Close Game. Closer Family.

For most of my childhood, football wasn’t a thing. Not really. And to be fair, I didn’t find any sport to be all that interesting. Up to the age of 14, I was an only child. If anything, my father and I bonded over music and nostalgia. He was a busy man and I was a pretty independent kid. He wrote songs on a keyboard and I wrote stories on a typewriter.
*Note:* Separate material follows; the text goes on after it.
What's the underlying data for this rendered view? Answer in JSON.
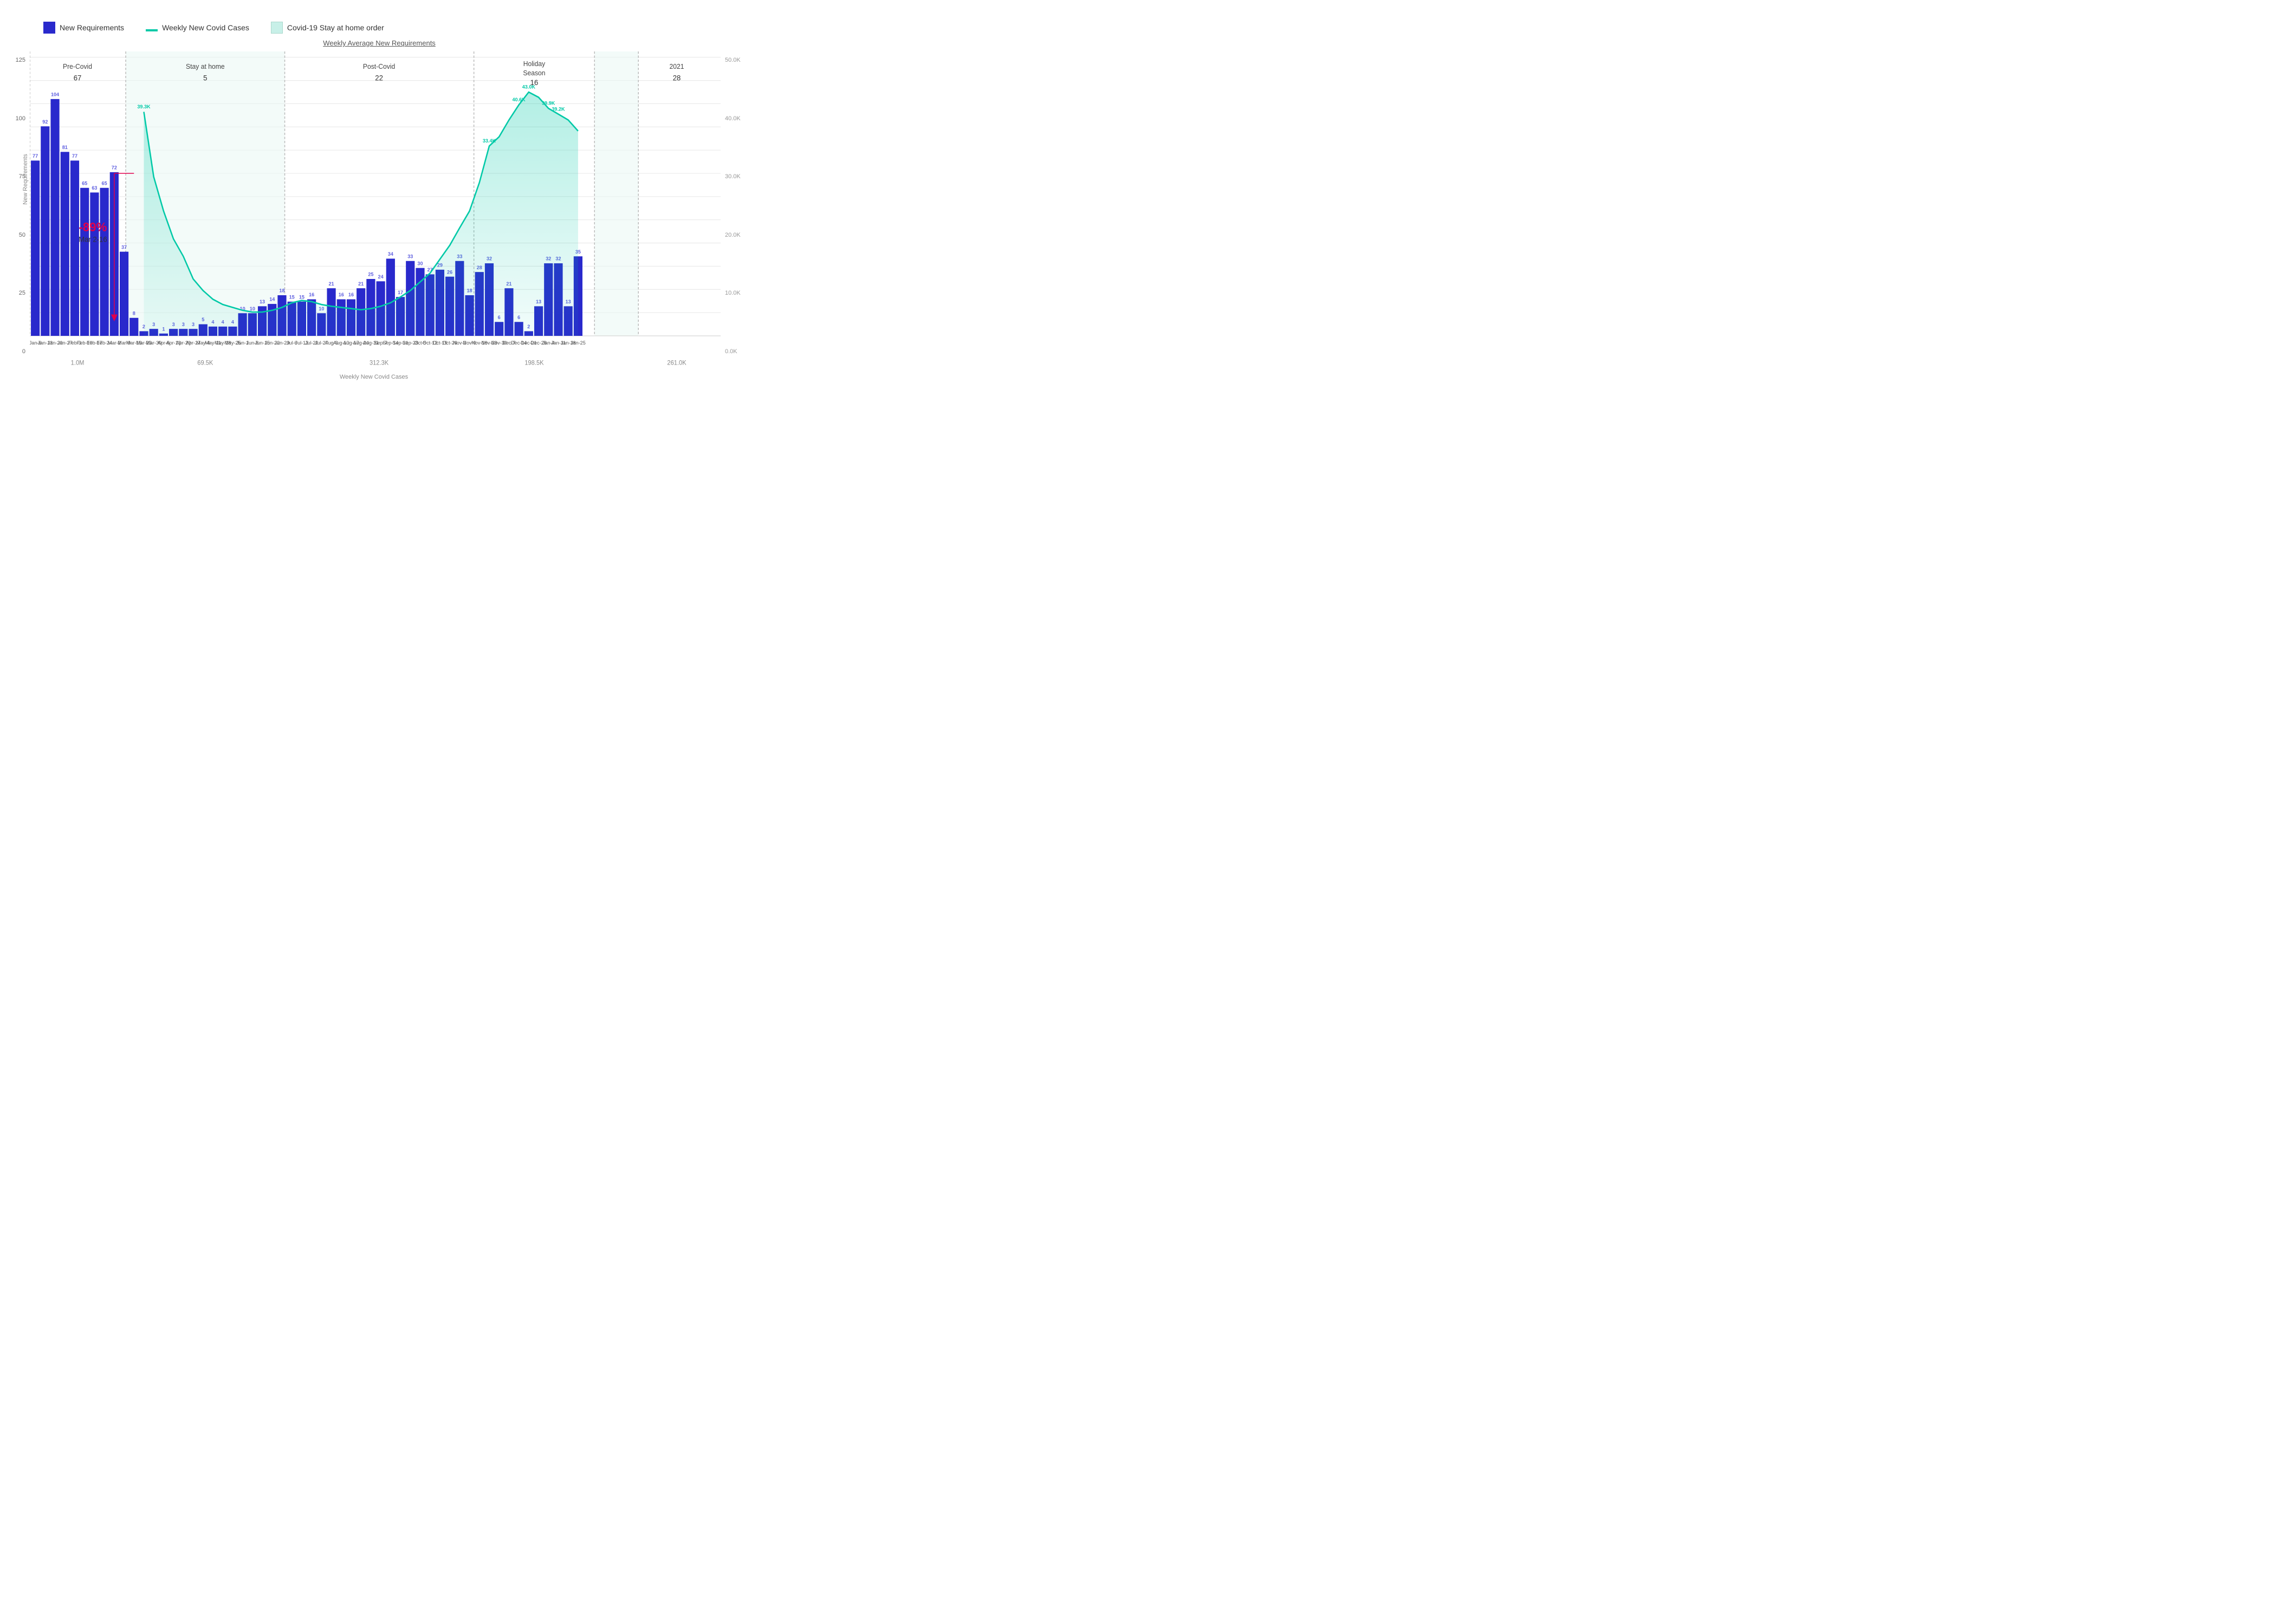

But at some point in 1989, we sat down and started watching a few NFL games after church on Sunday afternoons. My dad said he was a Washington Redskins fan, but I wasn’t really sure what that meant. Being a novice of the sport, my only metric for liking or disliking a team was whether they looked like they were having fun, whether they laughed on the sidelines and made each other smile. At the time, we were a transient family, entering our last couple of years in Iowa, so I had no allegiance to any particular home team. But I remember the gold helmets and the white jerseys, the wide smile of Joe Montana, and the magic hands of Jerry Rice. By the end of that season, when I was barely 13, my dad and I sat down to watch my first Super Bowl in 1990, where the San Francisco 49ers laid waste to the Denver Broncos, 55-10. As luck would have it, we moved to Salem, Oregon in ’92 and I briefly went to college in Redding, CA in ’96.

Understandably, I got hooked on the west coast dynasty.

Fast forward to 2020 and that team, my team, is back in it again for the seventh time, in Miami, about three hours from our house in Central Florida. And I’ll be honest… I toiled for a month about buying tickets. I started playing chicken with buyer sites, waiting out the lowest price drop. I even contemplated driving down, at the very least, and being in the company of other Niner fans near the stadium, finding a way to check off that rare, bucket list experience.

And then I stopped looking at prices. It’s been nearly 20 years since my dad and I watched a Super Bowl together and 30 years since our first. So I bought plane tickets instead of game tickets. Decided to go watch the game with my dad, from a living room about an hour outside of Philly.

Like I said at the start, I’ve always been nostalgic. But this is what losing feels like.